Os especialistas apontam também a importância de se falar do sobrepeso que a desnutrição traz. Desnutrição não é só magreza. Muitas crianças acima do peso para sua idade são também desnutridas, uma vez que a alimentação é rica em açúcar e gorduras e pobre em nutrientes fundamentais para o organismo. Essa desnutrição por excesso de alimentos inadequados é o que se chama de “fome oculta”, que pode afetar indivíduos e famílias que foram obrigadas a mudar a alimentação por falta de dinheiro. Os alimentos que os especialistas chamam de saudáveis, como frutas, verduras, legumes, arroz, feijão e carne foram impactados pela inflação muito mais do que os alimentos industrializados, como bolachas, sucos e macarrão instantâneo. A médica se mostra indignada. “Veja só como isso é desafiador para nossa geração. Não só não tenho acesso ao alimento, mas quando tenho acesso é ao produto de pior qualidade, rico em gordura, rico em sal, rico em açúcar e pobre em nutrientes adequados”, explica a presidente do departamento de nutrologia da Sociedade Brasileira de Pediatria (SBP), Fabíola Suano de Souza.

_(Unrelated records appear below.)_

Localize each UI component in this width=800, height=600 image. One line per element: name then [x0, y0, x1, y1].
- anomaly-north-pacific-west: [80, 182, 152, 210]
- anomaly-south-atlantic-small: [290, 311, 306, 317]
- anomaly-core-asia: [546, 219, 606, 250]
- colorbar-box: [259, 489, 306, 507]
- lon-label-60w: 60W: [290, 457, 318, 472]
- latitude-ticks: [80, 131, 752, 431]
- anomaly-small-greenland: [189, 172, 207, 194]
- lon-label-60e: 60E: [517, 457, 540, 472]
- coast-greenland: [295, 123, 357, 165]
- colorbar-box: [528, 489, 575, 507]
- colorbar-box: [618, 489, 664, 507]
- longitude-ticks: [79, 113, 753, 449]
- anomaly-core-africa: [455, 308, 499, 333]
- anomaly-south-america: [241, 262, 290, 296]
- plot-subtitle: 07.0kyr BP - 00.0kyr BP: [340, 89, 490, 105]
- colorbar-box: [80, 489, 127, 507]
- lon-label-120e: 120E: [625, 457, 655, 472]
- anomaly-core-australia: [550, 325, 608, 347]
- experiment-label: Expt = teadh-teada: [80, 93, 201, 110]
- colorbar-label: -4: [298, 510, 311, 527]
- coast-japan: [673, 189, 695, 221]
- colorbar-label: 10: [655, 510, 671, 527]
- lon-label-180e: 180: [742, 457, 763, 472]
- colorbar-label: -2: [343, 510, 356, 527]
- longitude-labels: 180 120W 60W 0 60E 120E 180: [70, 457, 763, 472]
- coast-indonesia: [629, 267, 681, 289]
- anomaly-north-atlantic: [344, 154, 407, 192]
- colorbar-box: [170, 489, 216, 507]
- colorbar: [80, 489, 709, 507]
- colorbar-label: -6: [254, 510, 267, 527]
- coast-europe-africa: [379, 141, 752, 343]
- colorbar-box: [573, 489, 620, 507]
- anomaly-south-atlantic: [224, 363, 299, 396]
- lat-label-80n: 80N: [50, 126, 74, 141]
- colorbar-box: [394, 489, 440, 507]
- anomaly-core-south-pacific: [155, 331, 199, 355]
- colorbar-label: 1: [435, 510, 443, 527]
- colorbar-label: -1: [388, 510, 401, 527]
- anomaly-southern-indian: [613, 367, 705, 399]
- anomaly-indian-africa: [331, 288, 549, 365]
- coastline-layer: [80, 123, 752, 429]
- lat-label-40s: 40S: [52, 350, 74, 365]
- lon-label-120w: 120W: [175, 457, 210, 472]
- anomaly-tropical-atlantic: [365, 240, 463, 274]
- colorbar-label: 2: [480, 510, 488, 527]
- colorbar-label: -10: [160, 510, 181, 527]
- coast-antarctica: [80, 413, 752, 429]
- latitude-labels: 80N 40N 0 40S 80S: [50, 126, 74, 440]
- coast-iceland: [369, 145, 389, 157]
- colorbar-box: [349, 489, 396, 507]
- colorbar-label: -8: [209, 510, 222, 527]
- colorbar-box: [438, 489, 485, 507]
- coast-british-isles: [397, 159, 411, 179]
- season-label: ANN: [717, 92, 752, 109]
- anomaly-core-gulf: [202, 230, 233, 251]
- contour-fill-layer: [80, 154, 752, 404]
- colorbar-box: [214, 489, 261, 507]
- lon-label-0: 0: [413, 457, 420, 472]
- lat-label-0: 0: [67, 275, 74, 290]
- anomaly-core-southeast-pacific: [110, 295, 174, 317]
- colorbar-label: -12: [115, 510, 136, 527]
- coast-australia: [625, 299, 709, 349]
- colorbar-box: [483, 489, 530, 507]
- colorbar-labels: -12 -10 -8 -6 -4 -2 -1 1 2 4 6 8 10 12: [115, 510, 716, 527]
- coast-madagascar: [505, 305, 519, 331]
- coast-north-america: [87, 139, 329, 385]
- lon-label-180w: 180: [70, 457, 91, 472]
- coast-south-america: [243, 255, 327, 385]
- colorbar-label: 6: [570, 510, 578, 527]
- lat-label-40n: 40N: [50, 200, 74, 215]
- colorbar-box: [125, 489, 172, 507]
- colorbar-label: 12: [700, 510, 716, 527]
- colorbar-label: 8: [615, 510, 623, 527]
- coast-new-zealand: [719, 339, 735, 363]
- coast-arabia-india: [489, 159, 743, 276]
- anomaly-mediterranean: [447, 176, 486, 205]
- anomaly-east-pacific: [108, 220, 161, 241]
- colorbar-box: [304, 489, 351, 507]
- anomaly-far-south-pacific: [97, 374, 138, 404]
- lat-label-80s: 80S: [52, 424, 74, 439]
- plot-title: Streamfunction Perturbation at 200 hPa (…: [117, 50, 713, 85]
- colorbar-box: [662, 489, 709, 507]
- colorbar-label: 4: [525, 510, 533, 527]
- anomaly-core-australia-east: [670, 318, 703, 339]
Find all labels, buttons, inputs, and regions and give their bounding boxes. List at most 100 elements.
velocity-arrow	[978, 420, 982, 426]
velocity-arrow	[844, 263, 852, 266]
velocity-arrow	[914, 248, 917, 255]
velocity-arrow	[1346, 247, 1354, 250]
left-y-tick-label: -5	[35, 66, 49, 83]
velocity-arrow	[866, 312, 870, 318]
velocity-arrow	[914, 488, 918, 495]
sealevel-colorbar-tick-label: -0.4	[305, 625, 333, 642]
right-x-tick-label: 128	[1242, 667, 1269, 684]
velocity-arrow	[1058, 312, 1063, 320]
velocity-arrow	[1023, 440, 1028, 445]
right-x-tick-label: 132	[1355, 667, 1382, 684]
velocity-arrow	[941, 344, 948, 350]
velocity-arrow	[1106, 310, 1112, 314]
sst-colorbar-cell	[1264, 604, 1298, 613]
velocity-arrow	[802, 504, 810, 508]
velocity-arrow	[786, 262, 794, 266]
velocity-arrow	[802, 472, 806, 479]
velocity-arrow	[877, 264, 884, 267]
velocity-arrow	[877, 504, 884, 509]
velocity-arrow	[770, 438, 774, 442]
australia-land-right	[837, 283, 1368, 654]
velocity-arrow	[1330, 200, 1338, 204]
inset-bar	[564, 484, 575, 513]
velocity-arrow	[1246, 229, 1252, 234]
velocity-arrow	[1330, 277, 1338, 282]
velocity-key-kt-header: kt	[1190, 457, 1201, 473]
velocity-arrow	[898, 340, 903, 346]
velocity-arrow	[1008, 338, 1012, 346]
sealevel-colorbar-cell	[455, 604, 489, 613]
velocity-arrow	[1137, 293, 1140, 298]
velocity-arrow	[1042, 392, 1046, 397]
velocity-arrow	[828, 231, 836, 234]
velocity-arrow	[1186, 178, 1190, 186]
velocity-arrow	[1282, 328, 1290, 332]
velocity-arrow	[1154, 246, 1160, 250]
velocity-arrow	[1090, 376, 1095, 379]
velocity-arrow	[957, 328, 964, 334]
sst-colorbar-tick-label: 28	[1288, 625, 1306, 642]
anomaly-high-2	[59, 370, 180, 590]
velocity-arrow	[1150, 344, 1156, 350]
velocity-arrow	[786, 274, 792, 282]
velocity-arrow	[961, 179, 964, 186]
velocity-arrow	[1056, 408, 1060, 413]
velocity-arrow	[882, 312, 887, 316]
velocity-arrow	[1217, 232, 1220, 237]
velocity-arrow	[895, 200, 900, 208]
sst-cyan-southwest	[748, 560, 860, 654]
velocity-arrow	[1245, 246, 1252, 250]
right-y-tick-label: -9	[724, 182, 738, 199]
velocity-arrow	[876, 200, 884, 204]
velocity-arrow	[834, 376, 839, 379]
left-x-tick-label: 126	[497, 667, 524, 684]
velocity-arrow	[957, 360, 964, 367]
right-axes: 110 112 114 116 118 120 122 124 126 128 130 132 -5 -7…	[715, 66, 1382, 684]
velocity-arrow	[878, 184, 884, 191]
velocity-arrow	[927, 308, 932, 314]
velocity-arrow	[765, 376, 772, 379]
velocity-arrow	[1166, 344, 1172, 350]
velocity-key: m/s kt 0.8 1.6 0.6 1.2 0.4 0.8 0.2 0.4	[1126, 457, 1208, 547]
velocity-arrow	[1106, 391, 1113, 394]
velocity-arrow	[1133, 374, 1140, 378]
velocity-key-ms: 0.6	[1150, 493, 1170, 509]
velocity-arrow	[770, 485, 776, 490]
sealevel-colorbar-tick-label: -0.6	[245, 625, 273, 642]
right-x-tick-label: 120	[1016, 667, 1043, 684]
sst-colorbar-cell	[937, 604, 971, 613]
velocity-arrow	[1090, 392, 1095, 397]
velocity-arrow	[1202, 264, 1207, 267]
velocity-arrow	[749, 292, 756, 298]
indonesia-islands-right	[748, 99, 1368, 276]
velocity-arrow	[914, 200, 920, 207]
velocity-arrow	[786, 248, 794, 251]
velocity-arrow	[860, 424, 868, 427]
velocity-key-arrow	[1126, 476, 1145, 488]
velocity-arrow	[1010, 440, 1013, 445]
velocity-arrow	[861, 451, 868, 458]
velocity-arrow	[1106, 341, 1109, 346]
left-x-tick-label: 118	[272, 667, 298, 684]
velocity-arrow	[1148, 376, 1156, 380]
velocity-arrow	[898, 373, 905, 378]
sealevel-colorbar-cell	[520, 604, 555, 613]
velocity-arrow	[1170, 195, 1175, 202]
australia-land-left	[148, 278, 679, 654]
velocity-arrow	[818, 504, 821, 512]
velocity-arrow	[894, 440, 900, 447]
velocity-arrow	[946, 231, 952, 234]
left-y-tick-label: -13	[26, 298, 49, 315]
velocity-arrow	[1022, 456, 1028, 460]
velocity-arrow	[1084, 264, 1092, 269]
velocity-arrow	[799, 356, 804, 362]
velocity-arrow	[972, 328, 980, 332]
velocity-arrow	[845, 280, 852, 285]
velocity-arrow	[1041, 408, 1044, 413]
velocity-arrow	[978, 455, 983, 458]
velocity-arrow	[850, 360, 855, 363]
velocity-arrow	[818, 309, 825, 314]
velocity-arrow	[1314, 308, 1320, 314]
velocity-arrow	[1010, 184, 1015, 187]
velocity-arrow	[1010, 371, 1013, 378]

Outro ponto que tem chamado atenção e contribuído para o elevado número de crianças em desnutrição é má qualidade da merenda escolar. Crianças em situação de vulnerabilidade muitas vezes têm na escola a oportunidade de passar o dia, comer e estar protegida de várias questões sociais. Em relação ao aumento progressivo, substancial e preocupante de internações de crianças menores de cinco anos nessa última década, a pediatra conta que tem visto mais rotineiramente crianças pequenas desnutridas sendo internadas e, após quatro semanas, estão em melhor condição nutricional apenas por comer no hospital. “Eu já vi nos pronto-socorros os pais levando seus filhos a cada dois dias, dizendo que as crianças estão com chiado, e percebemos que elas não estão doentes. Eles vão porque lá tem um lanchinho na recepção enquanto esperam. É muito triste de ver”, completa Fabíola.

“A área de segurança alimentar do Ministério da Saúde foi totalmente desmantelada nos vários ministérios que participam da estruturação dessa política”, aponta Gonzalo Vecina Neto, médico sanitarista, fundador e ex-presidente da Agência Nacional de Vigilância Sanitária (Anvisa) e um dos idealizadores do Sistema Único de Saúde (SUS). De acordo com ele, “o Brasil nunca teve estoques tão baixos de alimentos regulados pelo governo para garantir a segurança alimentar. Nós estamos vivendo na iminência da insegurança alimentar desde 2016. E durante os quatro anos do governo Bolsonaro isso piorou muito. Essa é a consequência que nós estamos vivendo, crianças nessa faixa de 0 a 5 anos com desnutrição grave sendo internadas exclusivamente para serem alimentadas.”